Unfortunately, it’s running very slowly, and I suspect I may have messed up.
I’m using an Nvidia Tesla M10 (I know, it’s not the latest and greatest ).
Here is my Code:
import torch
from transformers import AutoTokenizer, AutoModelForCausalLM
import transformers
# Update the model name according to Phi-3
phi3_model_name = "unsloth/Phi-3-mini-4k-instruct"
# Load the tokenizer and the model
tokenizer = AutoTokenizer.from_pretrained(phi3_model_name)
model = AutoModelForCausalLM.from_pretrained(phi3_model_name, device_map="auto", load_in_4bit=True)

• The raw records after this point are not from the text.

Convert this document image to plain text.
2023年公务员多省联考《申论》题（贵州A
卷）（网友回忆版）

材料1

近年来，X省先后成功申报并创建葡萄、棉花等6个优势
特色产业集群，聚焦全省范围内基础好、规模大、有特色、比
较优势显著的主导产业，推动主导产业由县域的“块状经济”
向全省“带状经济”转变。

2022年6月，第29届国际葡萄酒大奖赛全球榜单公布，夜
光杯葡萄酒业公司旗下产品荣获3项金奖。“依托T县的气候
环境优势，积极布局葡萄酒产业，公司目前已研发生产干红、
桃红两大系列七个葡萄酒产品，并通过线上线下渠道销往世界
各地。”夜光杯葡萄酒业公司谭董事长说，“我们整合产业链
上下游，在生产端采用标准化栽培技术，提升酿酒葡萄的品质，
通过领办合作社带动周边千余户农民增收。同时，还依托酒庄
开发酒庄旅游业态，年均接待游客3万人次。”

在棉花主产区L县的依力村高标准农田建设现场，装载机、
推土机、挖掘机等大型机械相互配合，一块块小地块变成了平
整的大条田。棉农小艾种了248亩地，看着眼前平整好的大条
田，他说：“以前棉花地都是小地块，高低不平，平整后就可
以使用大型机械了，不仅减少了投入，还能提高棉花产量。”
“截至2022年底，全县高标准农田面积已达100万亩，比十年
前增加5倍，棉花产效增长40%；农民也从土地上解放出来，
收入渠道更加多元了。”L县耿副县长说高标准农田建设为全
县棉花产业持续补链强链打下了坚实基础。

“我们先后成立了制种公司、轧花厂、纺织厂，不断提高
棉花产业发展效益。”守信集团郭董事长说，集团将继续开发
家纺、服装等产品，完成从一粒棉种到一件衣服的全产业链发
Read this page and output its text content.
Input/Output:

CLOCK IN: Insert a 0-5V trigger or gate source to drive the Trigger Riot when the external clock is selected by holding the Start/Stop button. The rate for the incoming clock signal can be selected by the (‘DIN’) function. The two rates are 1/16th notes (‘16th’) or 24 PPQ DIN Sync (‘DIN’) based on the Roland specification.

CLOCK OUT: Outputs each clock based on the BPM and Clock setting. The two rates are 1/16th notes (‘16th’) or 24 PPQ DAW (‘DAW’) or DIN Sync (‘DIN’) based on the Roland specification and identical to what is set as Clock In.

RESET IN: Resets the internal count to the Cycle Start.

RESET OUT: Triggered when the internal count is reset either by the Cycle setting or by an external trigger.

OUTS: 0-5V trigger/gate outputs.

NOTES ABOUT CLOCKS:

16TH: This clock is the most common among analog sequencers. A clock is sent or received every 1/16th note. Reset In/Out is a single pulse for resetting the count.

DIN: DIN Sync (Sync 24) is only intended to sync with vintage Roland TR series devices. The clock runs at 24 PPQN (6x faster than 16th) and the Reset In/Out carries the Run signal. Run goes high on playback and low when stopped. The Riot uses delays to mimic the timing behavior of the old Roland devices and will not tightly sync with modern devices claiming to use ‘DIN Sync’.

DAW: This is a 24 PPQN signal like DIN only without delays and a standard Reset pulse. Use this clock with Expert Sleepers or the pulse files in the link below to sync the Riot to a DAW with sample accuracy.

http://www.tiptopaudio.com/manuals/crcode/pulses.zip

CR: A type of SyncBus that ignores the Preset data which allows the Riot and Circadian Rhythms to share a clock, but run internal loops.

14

# Create the text generation pipeline
pipeline = transformers.pipeline(
"text-generation",
model=model,
torch_dtype=torch.float16, # Specify the PyTorch datatype
tokenizer=tokenizer,
)
# Loop to obtain and generate text based on user input
while True:
prompt = "Write text about a fishing boat"
sequences = pipeline(
prompt,
do_sample=True,
min_length=50,
max_length=150,
eos_token_id=tokenizer.eos_token_id,
pad_token_id=tokenizer.pad_token_id,
temperature=0.2,
top_p=0.95,
top_k=40,
num_beams=4,
)
for sequence in sequences:
print(sequence['generated_text'])
Edit: might be confusing, but I had promt=input(“…”) in the code. Therefore, while True: